GEM “Headless Devices”

Last month’s DVB Steering Board meeting approved a new GEM specification titled “Application Gateway and Media Server Fragment”. This specification is now available for download as DVB BlueBook A127 from the page Other MHP/GEM Specifications.

One possible deployment scenario for Java based procedural application environments is devices such as gateways or routers. These don’t normally include a display or any user input capability. Devices like these are called “headless” in Java – a historical term dating back to Unix workstations. Some example applications which can be deployed in such headless devices could include the following:

  1. EPG generating an HTML user interface (UI) to devices using DLNA remote UI or similar,
  2. Application supporting proxying of signalling protocols when client and server are not in the same IP domain,
  3. Support for proprietary or non-standard content download protocols (where the headless device has content storage capabilities),
  4. Operator provided non-TV services like collecting alarms from home devices.

By defining a subset of GEM-IPTV for headless devices, the new document enables headless applications to be efficiently supported on a mixed deployment of headless devices and conventional set-top boxes. In the absence of such a subset, the options for a mixed deployment of headless devices and set-top boxes would be less efficient ones such as:

  1. Deploy different software environments for headless devices and set-top boxes with different versions of each application,
  2. Support two software environments on set-top boxes, namely GEM-IPTV and a second software environment for headless devices.

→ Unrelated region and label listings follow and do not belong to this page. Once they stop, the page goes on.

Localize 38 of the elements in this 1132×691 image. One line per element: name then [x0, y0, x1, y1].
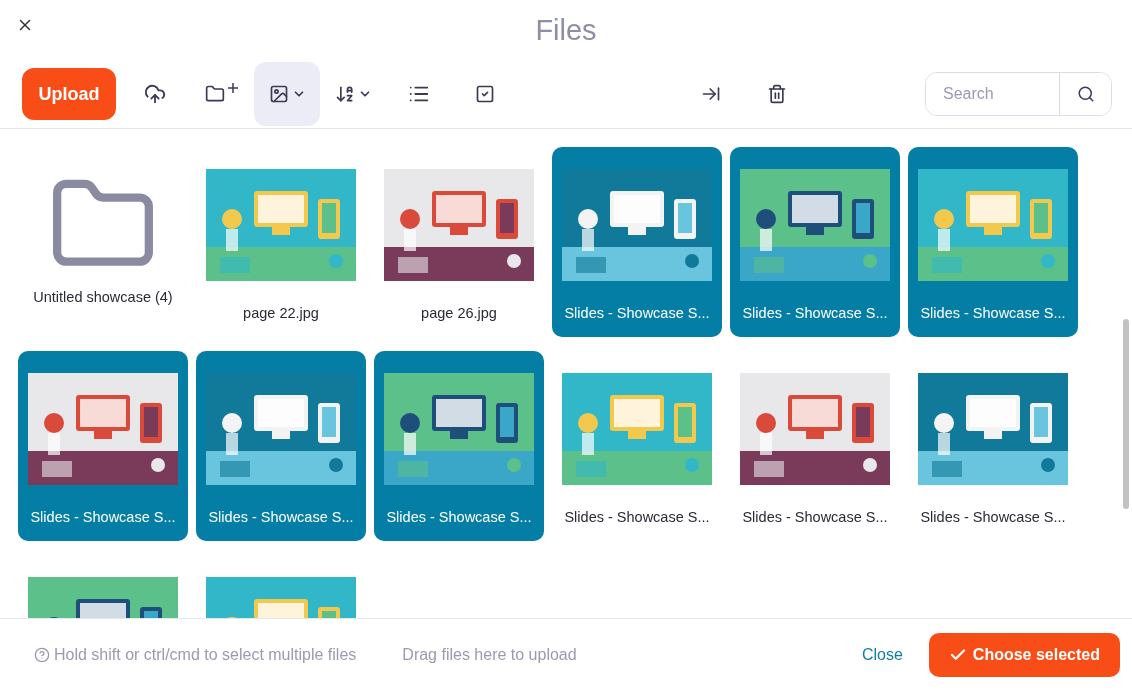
file-name: Slides - Showcase S...	[564, 509, 710, 525]
file-name: Slides - Showcase S...	[742, 509, 888, 525]
file-name: Slides - Showcase S...	[564, 305, 710, 321]
file-tile[interactable]: Slides - Showcase S...	[196, 351, 366, 541]
hint-text: Hold shift or ctrl/cmd to select multiple files	[54, 646, 357, 664]
file-name: Slides - Showcase S...	[386, 509, 532, 525]
file-tile[interactable]: Slides - Showcase S...	[730, 351, 900, 541]
file-tile[interactable]: Slides - Showcase S...	[374, 351, 544, 541]
search-icon	[1076, 85, 1095, 103]
file-name: page 26.jpg	[421, 305, 497, 321]
file-tile[interactable]: Slides - Showcase S...	[730, 147, 900, 337]
drop-hint: Drag files here to upload	[402, 646, 577, 664]
file-name: Slides - Showcase S...	[742, 305, 888, 321]
file-name: Slides - Showcase S...	[920, 509, 1066, 525]
file-tile[interactable]: Slides - Showcase S...	[908, 351, 1078, 541]
choose-selected-button[interactable]: Choose selected	[928, 633, 1120, 677]
window-title: Files	[535, 13, 597, 47]
file-tile[interactable]: page 22.jpg	[196, 147, 366, 337]
search-button[interactable]	[1059, 73, 1111, 115]
file-name: Slides - Showcase S...	[920, 305, 1066, 321]
scrollbar[interactable]	[1123, 319, 1129, 509]
search-field[interactable]: Search	[925, 72, 1112, 116]
file-tile[interactable]: page 26.jpg	[374, 147, 544, 337]
sort-icon	[334, 84, 355, 104]
help-icon	[34, 647, 50, 663]
file-name: page 22.jpg	[243, 305, 319, 321]
file-tile[interactable]: Slides - Showcase S...	[552, 147, 722, 337]
file-name: Slides - Showcase S...	[30, 509, 176, 525]
upload-button[interactable]: Upload	[22, 68, 116, 120]
image-icon	[268, 84, 289, 104]
file-tile[interactable]: Slides - Showcase S...	[18, 351, 188, 541]
file-tile[interactable]: Slides - Showcase S...	[908, 147, 1078, 337]
file-name: Slides - Showcase S...	[208, 509, 354, 525]
file-name: Untitled showcase (4)	[33, 289, 173, 305]
image-view-dropdown[interactable]	[254, 62, 320, 126]
close-button[interactable]: Close	[855, 645, 909, 665]
folder-tile[interactable]: Untitled showcase (4)	[18, 147, 188, 337]
file-tile[interactable]: Slides - Showcase S...	[552, 351, 722, 541]
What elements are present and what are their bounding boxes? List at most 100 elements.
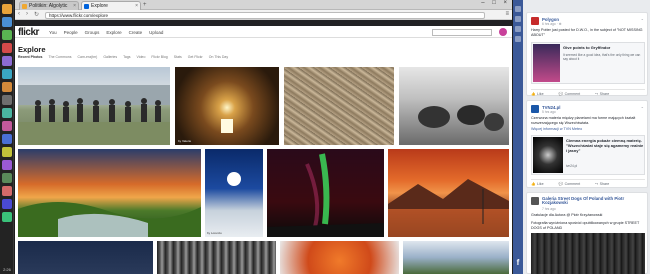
dock-app-icon[interactable] [2,56,12,66]
dock-app-icon[interactable] [2,199,12,209]
dock-app-icon[interactable] [2,212,12,222]
photo-tunnel[interactable]: by Valerie [175,67,279,145]
dock-app-icon[interactable] [2,17,12,27]
mountain-icon [388,179,509,237]
subnav-item[interactable]: On This Day [209,55,228,59]
link-thumbnail [533,44,560,82]
subnav-item[interactable]: Recent Photos [18,55,43,59]
photo-lake-mountains[interactable] [388,149,509,237]
reload-button[interactable]: ↻ [34,11,39,18]
menu-icon[interactable]: ≡ [505,11,509,17]
taskbar: 2:26 [0,0,14,274]
link-preview[interactable]: Ciemna energia pokaże ciemną materię. "W… [531,135,645,175]
window-controls[interactable]: – □ × [481,0,510,6]
dock-app-icon[interactable] [2,134,12,144]
flickr-logo[interactable]: flickr [18,27,39,38]
post-link-text[interactable]: Więcej informacji w TVN Meteo [531,127,645,132]
dock-app-icon[interactable] [2,108,12,118]
dock-app-icon[interactable] [2,69,12,79]
dock-app-icon[interactable] [2,82,12,92]
like-button[interactable]: 👍 Like [531,92,544,96]
dock-app-icon[interactable] [2,186,12,196]
notifications-icon[interactable] [515,36,521,42]
dock-app-icon[interactable] [2,121,12,131]
browser-window: Politikin: Algolytic × Explore × + – □ ×… [15,0,512,274]
flickr-nav: You People Groups Explore Create Upload [49,30,170,35]
flickr-nav-item[interactable]: Upload [149,30,163,35]
photo-sunset-coast[interactable] [18,149,201,237]
group-photo-icon [18,85,170,145]
more-icon[interactable]: ⌄ [641,104,644,109]
forward-button[interactable]: › [26,11,28,17]
subnav-item[interactable]: Tags [123,55,130,59]
flickr-search-input[interactable] [432,28,492,36]
dock-app-icon[interactable] [2,30,12,40]
post-author[interactable]: Galeria Street Dogs Of Poland with Piotr… [542,196,642,206]
share-button[interactable]: ↪ Share [595,92,609,96]
link-preview[interactable]: Give points to Gryffindor It seemed like… [531,42,645,84]
avatar[interactable] [531,105,539,113]
link-title: Give points to Gryffindor [563,45,611,50]
flickr-nav-item[interactable]: You [49,30,57,35]
dock-app-icon[interactable] [2,4,12,14]
subnav-item[interactable]: Video [137,55,146,59]
new-tab-button[interactable]: + [143,2,147,8]
post-text: Czerwona materia między planetami ma for… [531,116,636,125]
subnav-item[interactable]: Get Flickr [188,55,203,59]
link-title: Ciemna energia pokaże ciemną materię. "W… [566,138,644,153]
comment-button[interactable]: 💬 Comment [559,92,581,96]
close-tab-icon[interactable]: × [73,2,76,10]
avatar[interactable] [531,197,539,205]
photo-forest-bw[interactable] [157,241,276,274]
photo-group-people[interactable] [18,67,170,145]
subnav-item[interactable]: The Commons [49,55,72,59]
dock-app-icon[interactable] [2,173,12,183]
friends-icon[interactable] [515,16,521,22]
tab-label: Politikin: Algolytic [29,3,68,9]
subnav-item[interactable]: Galleries [103,55,117,59]
share-icon: ↪ [595,181,599,186]
dock-app-icon[interactable] [2,95,12,105]
address-bar[interactable]: https://www.flickr.com/explore [45,11,485,19]
tab-explore[interactable]: Explore × [81,1,141,10]
photo-valley[interactable] [403,241,509,274]
tab-label: Explore [91,3,108,9]
sun-icon [227,172,241,186]
messages-icon[interactable] [515,26,521,32]
post-time: 6 hrs ago · ⊕ [542,21,562,26]
photo-sun-clouds[interactable]: by Lorenzo [205,149,263,237]
close-tab-icon[interactable]: × [135,2,138,10]
page-title: Explore [18,45,46,54]
facebook-logo[interactable]: f [514,258,522,267]
photo-autumn-tree[interactable] [280,241,399,274]
photo-night-sky[interactable] [18,241,153,274]
comment-button[interactable]: 💬 Comment [559,182,581,186]
photo-penguins[interactable] [284,67,394,145]
subnav-item[interactable]: Flickr Blog [151,55,167,59]
flickr-nav-item[interactable]: People [64,30,78,35]
dock-app-icon[interactable] [2,43,12,53]
flickr-nav-item[interactable]: Explore [106,30,121,35]
flickr-nav-item[interactable]: Create [129,30,143,35]
comment-icon: 💬 [558,91,564,96]
post-time: 5 hrs ago [542,109,556,114]
back-button[interactable]: ‹ [18,11,20,17]
photo-aurora[interactable] [267,149,384,237]
post-photo[interactable] [531,233,645,274]
tab-politikin[interactable]: Politikin: Algolytic × [19,1,79,10]
avatar[interactable] [499,28,507,36]
post-actions: 👍 Like 💬 Comment ↪ Share [531,89,645,96]
dock-app-icon[interactable] [2,160,12,170]
subnav-item[interactable]: Cam-era(tm) [77,55,97,59]
subnav-item[interactable]: Stats [174,55,182,59]
home-icon[interactable] [515,6,521,12]
landscape-icon [18,201,201,237]
more-icon[interactable]: ⌄ [641,16,644,21]
share-button[interactable]: ↪ Share [595,182,609,186]
dock-app-icon[interactable] [2,147,12,157]
flickr-nav-item[interactable]: Groups [85,30,100,35]
avatar[interactable] [531,17,539,25]
tunnel-shape-icon [221,119,233,133]
photo-walrus[interactable] [399,67,509,145]
like-button[interactable]: 👍 Like [531,182,544,186]
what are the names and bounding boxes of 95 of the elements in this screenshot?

The fact that a device does not include a display or any user input capability does not exclude it from handling A/V media. The most obvious example is a headless device which includes media storage and can offer content to devices across a home network. Headless devices without media storage could perhaps act as a proxy, initiating A/V media delivery from the network and relaying the content across a home network using home networking protocols. Both of these examples can be addressed by the new specification. However, one type of headless device is out of scope of this document: these are devices which can support the full GEM user interface API using a remote UI protocol. Such devices should be able to support the full GEM-IPTV specification.